Single by Eddy Arnold and his Tennessee Plowboys
- B-side: "I Couldn't Believe It Was True"
- Published: May 11, 1947 by Millene Music, Nashvillle
- Released: April 12, 1947
- Recorded: September 24, 1946
- Studio: RCA Victor 24th Street, New York City
- Genre: Country
- Length: 2:33
- Label: RCA Victor 20-2241
- Songwriter(s): Fred Rose, Zeb Turner

Eddy Arnold and his Tennessee Plowboys singles chronology
| "What Is Life Without Love" (1946) | "It's A Sin" (1947) | "I'll Hold You in My Heart (Till I Can Hold You in My Arms)" (1947) |

= It's a Sin (Eddy Arnold song) =

1947 song by Zeb Turner and Fred Rose

"It's a Sin" is a country song written by country guitarist Zeb Turner and music publisher Fred Rose. The 1947 version by Eddy Arnold was his second number one on the Country & Western charts, spending five weeks at number one and a total of thirty-eight weeks on the chart.

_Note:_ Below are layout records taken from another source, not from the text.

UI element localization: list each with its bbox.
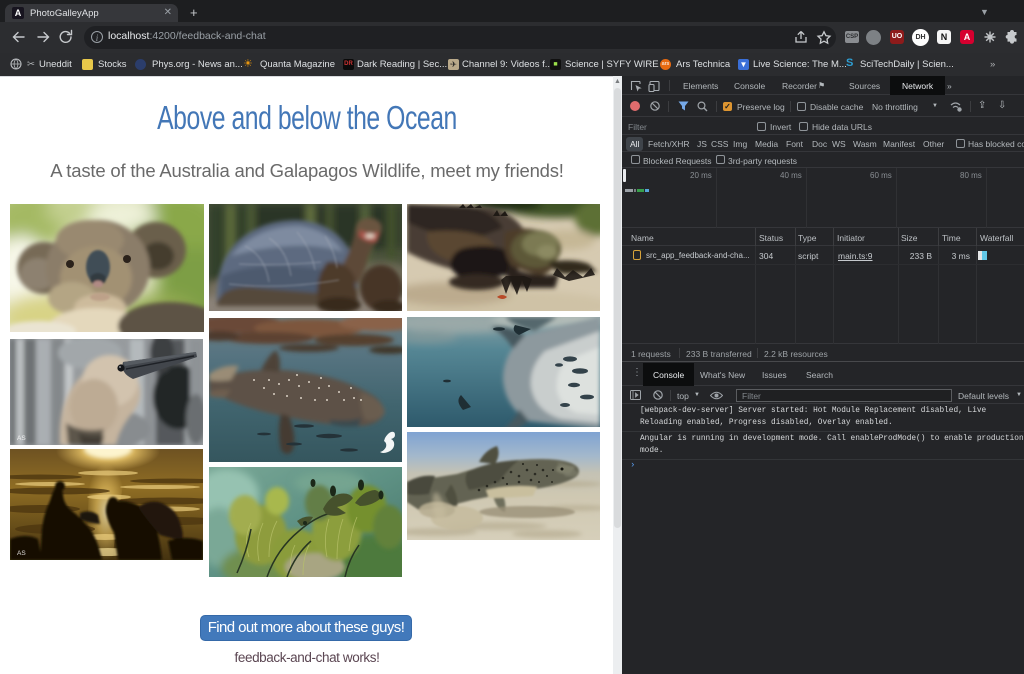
svg-text:AS: AS — [17, 550, 26, 557]
svg-text:AS: AS — [17, 435, 26, 442]
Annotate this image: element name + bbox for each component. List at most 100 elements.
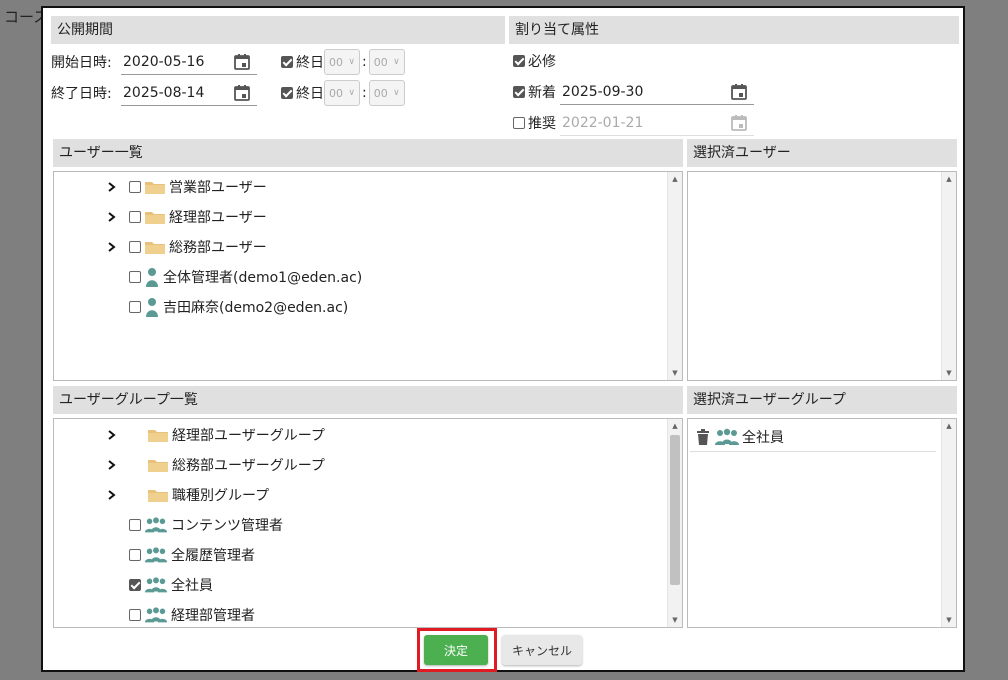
chevron-down-icon: ∨ bbox=[393, 57, 400, 67]
user-list-item[interactable]: 総務部ユーザー bbox=[107, 236, 267, 258]
user-list-scrollbar[interactable]: ▲ ▼ bbox=[667, 172, 682, 380]
chevron-right-icon[interactable] bbox=[107, 490, 117, 500]
group-item-label: 全履歴管理者 bbox=[171, 548, 255, 564]
group-icon bbox=[144, 517, 168, 533]
person-icon bbox=[146, 268, 158, 287]
user-list-header: ユーザー一覧 bbox=[53, 139, 683, 167]
user-list-item[interactable]: 吉田麻奈(demo2@eden.ac) bbox=[107, 296, 348, 318]
selected-groups-scrollbar[interactable]: ▲ ▼ bbox=[941, 419, 956, 627]
chevron-right-icon[interactable] bbox=[107, 242, 117, 252]
user-item-label: 全体管理者(demo1@eden.ac) bbox=[163, 270, 363, 286]
cancel-button[interactable]: キャンセル bbox=[502, 635, 582, 665]
group-item-label: 総務部ユーザーグループ bbox=[172, 458, 325, 474]
group-list-item[interactable]: 全社員 bbox=[107, 574, 213, 596]
end-hour-select[interactable]: 00 ∨ bbox=[324, 80, 360, 106]
group-item-checkbox[interactable] bbox=[129, 549, 141, 561]
chevron-right-icon[interactable] bbox=[107, 212, 117, 222]
new-row: 新着 2025-09-30 bbox=[513, 79, 754, 105]
group-list-item[interactable]: 職種別グループ bbox=[107, 484, 269, 506]
user-item-label: 総務部ユーザー bbox=[169, 240, 267, 256]
group-list-item[interactable]: コンテンツ管理者 bbox=[107, 514, 283, 536]
folder-icon bbox=[145, 242, 165, 254]
selected-users-panel[interactable]: ▲ ▼ bbox=[687, 171, 957, 381]
required-row: 必修 bbox=[513, 51, 556, 71]
user-list-item[interactable]: 営業部ユーザー bbox=[107, 176, 267, 198]
ok-button[interactable]: 決定 bbox=[424, 635, 488, 665]
chevron-down-icon: ∨ bbox=[348, 57, 355, 67]
time-separator: : bbox=[362, 85, 367, 101]
group-item-label: 職種別グループ bbox=[172, 488, 270, 504]
group-icon bbox=[715, 428, 739, 445]
end-allday-checkbox[interactable] bbox=[281, 87, 293, 99]
new-label: 新着 bbox=[528, 85, 556, 101]
group-list-item[interactable]: 経理部ユーザーグループ bbox=[107, 424, 325, 446]
person-icon bbox=[146, 298, 158, 317]
recommended-row: 推奨 2022-01-21 bbox=[513, 110, 754, 136]
user-list-item[interactable]: 経理部ユーザー bbox=[107, 206, 267, 228]
group-item-checkbox[interactable] bbox=[129, 519, 141, 531]
chevron-down-icon: ∨ bbox=[393, 88, 400, 98]
new-date-input[interactable]: 2025-09-30 bbox=[560, 79, 754, 105]
selected-groups-header: 選択済ユーザーグループ bbox=[687, 386, 957, 414]
user-list-item[interactable]: 全体管理者(demo1@eden.ac) bbox=[107, 266, 362, 288]
group-icon bbox=[144, 577, 168, 593]
user-item-checkbox[interactable] bbox=[129, 271, 141, 283]
group-list-item[interactable]: 総務部ユーザーグループ bbox=[107, 454, 325, 476]
user-item-label: 吉田麻奈(demo2@eden.ac) bbox=[163, 300, 349, 316]
user-item-checkbox[interactable] bbox=[129, 181, 141, 193]
attributes-header: 割り当て属性 bbox=[509, 16, 959, 44]
chevron-right-icon[interactable] bbox=[107, 182, 117, 192]
group-item-label: コンテンツ管理者 bbox=[171, 518, 283, 534]
calendar-icon bbox=[731, 114, 747, 131]
end-label: 終了日時: bbox=[51, 86, 112, 102]
end-date-input[interactable]: 2025-08-14 bbox=[121, 80, 257, 106]
chevron-right-icon[interactable] bbox=[107, 430, 117, 440]
start-hour-select[interactable]: 00 ∨ bbox=[324, 49, 360, 75]
group-item-label: 全社員 bbox=[171, 578, 213, 594]
group-list-scrollbar[interactable]: ▲ ▼ bbox=[667, 419, 682, 627]
recommended-label: 推奨 bbox=[528, 116, 556, 132]
publish-period-header: 公開期間 bbox=[51, 16, 505, 44]
calendar-icon[interactable] bbox=[233, 84, 251, 102]
new-checkbox[interactable] bbox=[513, 86, 525, 98]
selected-users-header: 選択済ユーザー bbox=[687, 139, 957, 167]
end-datetime-row: 終了日時: 2025-08-14 終日 00 ∨ : 00 ∨ bbox=[51, 80, 405, 106]
group-list-item[interactable]: 全履歴管理者 bbox=[107, 544, 255, 566]
recommended-date-input: 2022-01-21 bbox=[560, 110, 754, 136]
required-label: 必修 bbox=[528, 54, 556, 70]
assignment-dialog: 公開期間 開始日時: 2020-05-16 終日 00 ∨ : 00 ∨ 終了日時:… bbox=[41, 6, 965, 672]
chevron-right-icon[interactable] bbox=[107, 460, 117, 470]
start-allday-label: 終日 bbox=[296, 55, 324, 71]
start-date-input[interactable]: 2020-05-16 bbox=[121, 49, 257, 75]
user-item-checkbox[interactable] bbox=[129, 241, 141, 253]
folder-icon bbox=[148, 430, 168, 442]
recommended-checkbox[interactable] bbox=[513, 117, 525, 129]
chevron-down-icon: ∨ bbox=[348, 88, 355, 98]
group-icon bbox=[144, 607, 168, 623]
group-list-header: ユーザーグループ一覧 bbox=[53, 386, 683, 414]
user-item-checkbox[interactable] bbox=[129, 211, 141, 223]
group-icon bbox=[144, 547, 168, 563]
selected-users-scrollbar[interactable]: ▲ ▼ bbox=[941, 172, 956, 380]
required-checkbox[interactable] bbox=[513, 55, 525, 67]
new-date-value: 2025-09-30 bbox=[562, 83, 644, 100]
user-item-checkbox[interactable] bbox=[129, 301, 141, 313]
start-minute-select[interactable]: 00 ∨ bbox=[368, 49, 405, 75]
user-item-label: 経理部ユーザー bbox=[169, 210, 267, 226]
group-list-item[interactable]: 経理部管理者 bbox=[107, 604, 255, 626]
trash-icon[interactable] bbox=[696, 429, 710, 445]
folder-icon bbox=[148, 460, 168, 472]
end-allday-label: 終日 bbox=[296, 86, 324, 102]
recommended-date-value: 2022-01-21 bbox=[562, 114, 644, 131]
user-item-label: 営業部ユーザー bbox=[169, 180, 267, 196]
selected-groups-panel[interactable]: ▲ ▼ 全社員 bbox=[687, 418, 957, 628]
end-minute-select[interactable]: 00 ∨ bbox=[368, 80, 405, 106]
calendar-icon[interactable] bbox=[233, 53, 251, 71]
group-item-label: 経理部管理者 bbox=[171, 608, 255, 624]
group-item-checkbox[interactable] bbox=[129, 579, 141, 591]
selected-group-label: 全社員 bbox=[742, 430, 784, 446]
start-allday-checkbox[interactable] bbox=[281, 56, 293, 68]
folder-icon bbox=[145, 212, 165, 224]
group-item-checkbox[interactable] bbox=[129, 609, 141, 621]
calendar-icon[interactable] bbox=[730, 83, 748, 101]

The B-side of "It's a Sin", a song entitled, "I Couldn't Believe it Was True" would peak at number four on the same chart.

A cover by Marty Robbins peaked at number five on the Billboard Hot Country Singles chart in 1969.

It has also been recorded by Bill Haley & His Comets (1957), Elvis Presley (1961), Don Gibson (1962), George Jones (1965), Dottie West (1969), Del Wood (1980), and Willie Nelson (1995).